Когда ноги от безостановочного почётного караула начинали затекать, он переносил вес с одной на другую, прогуливался вокруг столба, как не нашедший места помочиться пёс, топал пятками о брусчатку, помогая крови подниматься вверх по венам, сделал несколько подходов приседаний. Раза два или три он едва ли не отключался прямо так – приходилось приседать ещё и для бодрости, чтобы не грохнуться с высоты собственного роста лицом в камень. Гордость и самолюбие его, конечно, и без того были потрёпаны столичной публикой, но до таких курьёзов он не опустится ни за что. Жара к полудню обещала установиться омерзительная, но вовремя подоспели облака и слегка сгладили развернувшийся было над головой пламенеющий ад.

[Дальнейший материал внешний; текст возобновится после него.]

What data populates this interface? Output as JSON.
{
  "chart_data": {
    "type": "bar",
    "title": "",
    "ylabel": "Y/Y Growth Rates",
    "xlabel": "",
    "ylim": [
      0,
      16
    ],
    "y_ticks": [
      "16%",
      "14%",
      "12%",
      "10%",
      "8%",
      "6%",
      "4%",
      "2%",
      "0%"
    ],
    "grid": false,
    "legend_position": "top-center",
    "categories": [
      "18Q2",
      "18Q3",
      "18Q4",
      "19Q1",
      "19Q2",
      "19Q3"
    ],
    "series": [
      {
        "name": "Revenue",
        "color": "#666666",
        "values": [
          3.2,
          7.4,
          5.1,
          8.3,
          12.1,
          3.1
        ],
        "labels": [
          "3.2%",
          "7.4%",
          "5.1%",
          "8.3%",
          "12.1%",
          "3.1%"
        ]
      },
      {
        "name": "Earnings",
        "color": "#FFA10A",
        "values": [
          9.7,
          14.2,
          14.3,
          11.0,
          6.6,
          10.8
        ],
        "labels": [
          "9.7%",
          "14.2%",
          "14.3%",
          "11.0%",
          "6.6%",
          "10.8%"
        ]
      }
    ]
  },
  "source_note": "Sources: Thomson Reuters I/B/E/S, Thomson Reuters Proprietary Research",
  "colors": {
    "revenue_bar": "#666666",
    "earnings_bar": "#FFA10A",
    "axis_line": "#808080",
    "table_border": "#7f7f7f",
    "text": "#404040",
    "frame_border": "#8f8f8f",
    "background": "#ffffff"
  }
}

Макс в жизни бы не подумал, что просто стоять и ждать чего-то – настолько трудное на деле занятие. Да, затекают ноги, приходится переносить вес каждые минут пять с одной на другую или даже бить по дороге, как лошадь. Да, устаёт спина, поэтому приходится опираться в столб лопатками и упираться ногами (снова успевшими онеметь) в булыжники, чтобы не соскользнуть вниз. Да, жарко, да, неудобно. Но ещё хуже оказалось то, что в этот момент ему совершенно нечем было себя занять. За ним велось непрерывное наблюдение со стороны горожан – в попытке вернуть должок он не менее пристально начинал наблюдать за ними в ответ, но объекты его пассивной агрессии быстро удалялись в неизвестном направлении. Да и гуляло здесь, мягко говоря, гораздо меньше людей, чем на других торговых улицах – разбавить тоску ожидания было попросту некому.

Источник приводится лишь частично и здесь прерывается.